Movie review
June 29, 2016 · 109 min · PG-13
Woke Score
Lower is better
Review
The 2016 Warner Bros. film follows Tarzan (Alexander Skarsgård), now living as Lord John Clayton in London, returning to the Congo with Jane (Margot Robbie) after being persuaded by historical figure George Washington Williams (Samuel L. Jackson) to investigate Belgian mining operations, enslavement, and atrocities under King Leopold II. The narrative centers on a classic jungle adventure with Tarzan allying with African tribes against colonial exploitation. It includes noticeable anti-colonial dialogue and plot elements critiquing European greed and resource theft, plus environmental harmony themes the director explicitly connected to present-day concerns, though these stay secondary to action and do not center modern identity politics or representation messaging.
Breakdown
These are the editorial factors and ratings behind our score for The Legend of Tarzan.
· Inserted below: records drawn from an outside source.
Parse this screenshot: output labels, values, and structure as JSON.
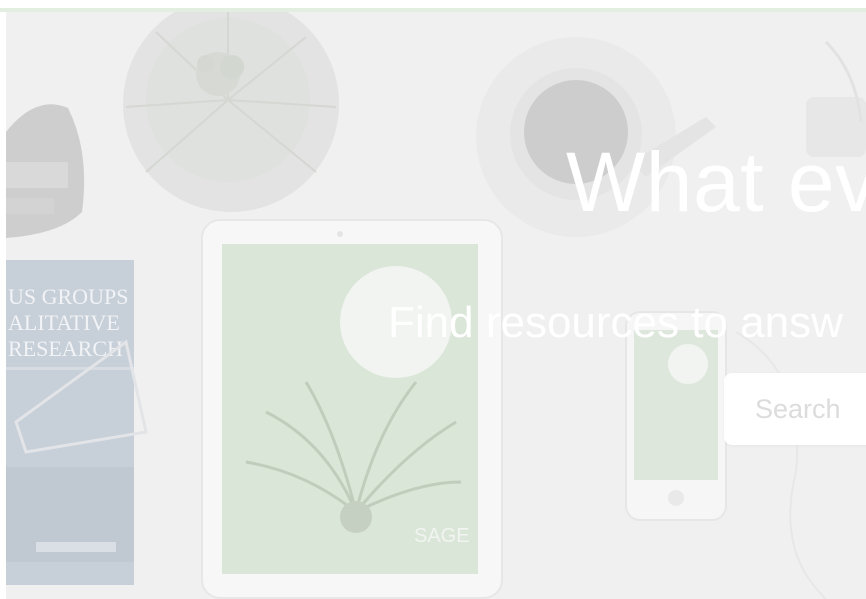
{
  "hero": {
    "headline": "What ev",
    "subheadline": "Find resources to answ"
  },
  "search": {
    "placeholder": "Search"
  },
  "book": {
    "title_lines": [
      "US GROUPS",
      "ALITATIVE",
      "RESEARCH"
    ]
  },
  "tablet": {
    "brand": "SAGE"
  },
  "colors": {
    "green_line": "#e2efe0",
    "background": "#ececec",
    "book_cover": "#aab7c5",
    "tablet_screen": "#c9dbc3"
  }
}
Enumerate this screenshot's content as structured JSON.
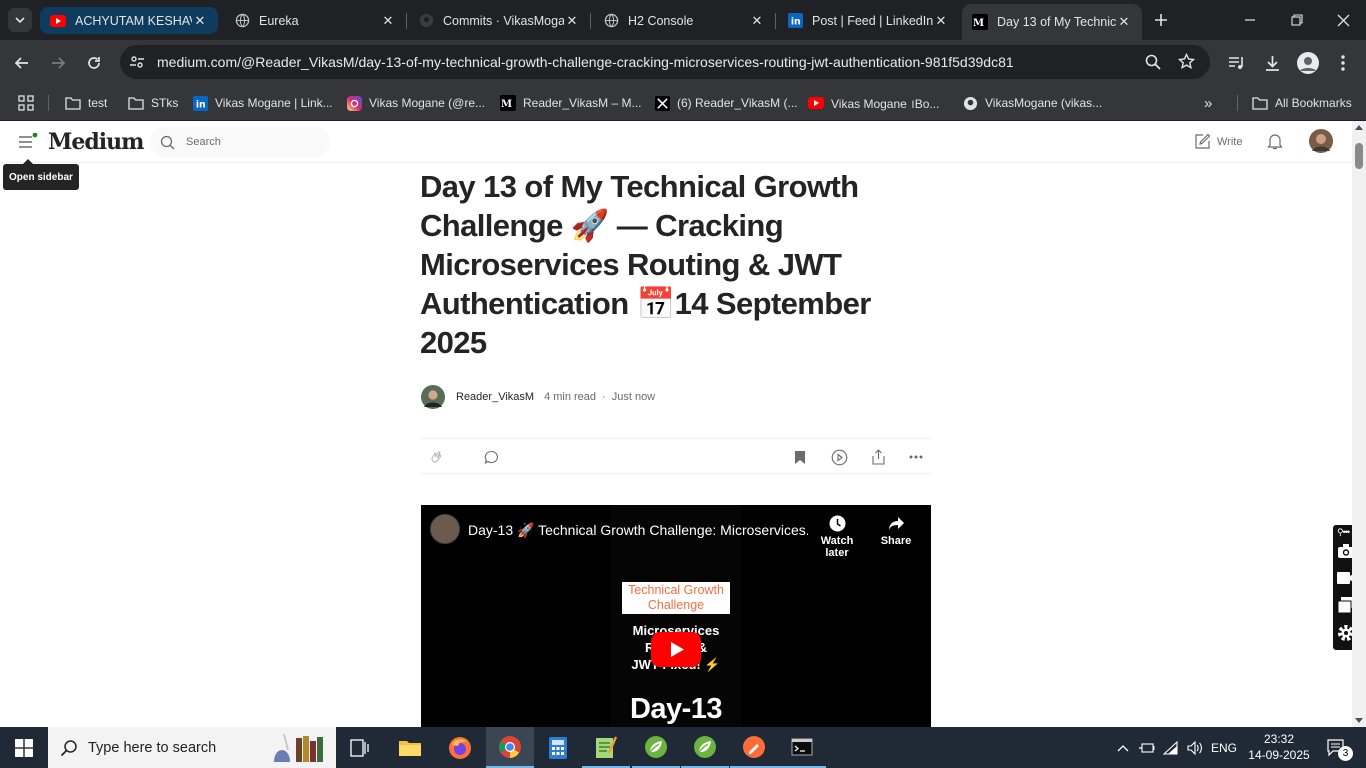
{
  "tabs": [
    {
      "title": "ACHYUTAM KESHAVA",
      "icon": "youtube-icon",
      "group": true
    },
    {
      "title": "Eureka",
      "icon": "globe-icon"
    },
    {
      "title": "Commits · VikasMoga",
      "icon": "github-icon"
    },
    {
      "title": "H2 Console",
      "icon": "globe-icon"
    },
    {
      "title": "Post | Feed | LinkedIn",
      "icon": "linkedin-icon"
    },
    {
      "title": "Day 13 of My Technic",
      "icon": "medium-icon",
      "active": true
    }
  ],
  "toolbar": {
    "url": "medium.com/@Reader_VikasM/day-13-of-my-technical-growth-challenge-cracking-microservices-routing-jwt-authentication-981f5d39dc81"
  },
  "bookmarks": {
    "items": [
      {
        "label": "test",
        "icon": "folder-icon"
      },
      {
        "label": "STks",
        "icon": "folder-icon"
      },
      {
        "label": "Vikas Mogane | Link...",
        "icon": "linkedin-icon"
      },
      {
        "label": "Vikas Mogane (@re...",
        "icon": "instagram-icon"
      },
      {
        "label": "Reader_VikasM – M...",
        "icon": "medium-icon"
      },
      {
        "label": "(6) Reader_VikasM (...",
        "icon": "x-icon"
      },
      {
        "label": "Vikas Mogane ।Bo...",
        "icon": "youtube-icon"
      },
      {
        "label": "VikasMogane (vikas...",
        "icon": "github-icon"
      }
    ],
    "all_label": "All Bookmarks"
  },
  "medium": {
    "logo": "Medium",
    "search_placeholder": "Search",
    "write_label": "Write",
    "tooltip": "Open sidebar"
  },
  "article": {
    "title": "Day 13 of My Technical Growth Challenge 🚀 — Cracking Microservices Routing & JWT Authentication 📅14 September 2025",
    "author": "Reader_VikasM",
    "read_time": "4 min read",
    "published": "Just now",
    "video": {
      "title": "Day-13 🚀 Technical Growth Challenge: Microservices...",
      "watch_later": "Watch later",
      "share": "Share",
      "thumb_heading": "Technical Growth Challenge",
      "thumb_line1": "Microservices",
      "thumb_line2": "Routing &",
      "thumb_line3": "JWT Fixed! ⚡",
      "thumb_day": "Day-13"
    }
  },
  "taskbar": {
    "search_placeholder": "Type here to search",
    "lang": "ENG",
    "time": "23:32",
    "date": "14-09-2025",
    "notifications": "3"
  },
  "colors": {
    "chrome_dark": "#202124",
    "chrome_toolbar": "#35363a",
    "tab_group": "#0f3b5e",
    "medium_text": "#242424",
    "youtube_red": "#ff0000",
    "taskbar": "#1f2a36"
  }
}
Woke representation / casting
Samuel L. Jackson portrays real historical Black figure George Washington Williams in a role that fits the story and history with no mismatch or signaling; Tarzan and Jane casting follows source material exactly with no forced diversity or audience-visible identity emphasis.
Woke political dialogue
Recurring dialogue and scenes directly condemn Belgian colonial enslavement, diamond theft, and genocide in the Congo; director statements tie these to contemporary environmental and anti-oppression values, making the political layer clearly noticeable.
Identity-driven story themes
Core story is Tarzan as heroic white ally aiding African tribes against foreign oppressors plus jungle harmony themes; presented as historical adventure rather than modern identity-group advocacy, representation focus, or group-based grievance.
Western institutional / cultural critique
Strong, on-screen critique of Belgian state institutions as exploitative and genocidal; framed historically with noted present-day relevance but without reframing into current systemic critiques of whiteness, patriarchy, or Western capitalism.
Woke character or canon changes
Minor expansions adding real Congo Free State atrocities and active role for historical figure Williams to heighten stakes and relevance; Tarzan’s fundamental character, heroism, and jungle origins remain unchanged from Burroughs source.
Anti-woke backlash and complaints
Some media and viewer commentary explicitly called out progressive or “woke” anti-colonial politics and updates; however, primary and louder criticism came from progressive sources attacking it as still too colonial/white-savior. No major defining anti-woke backlash.
Creator track record context
No relevant prior activist, identity-driven, or political work identified for director, producer, or writers.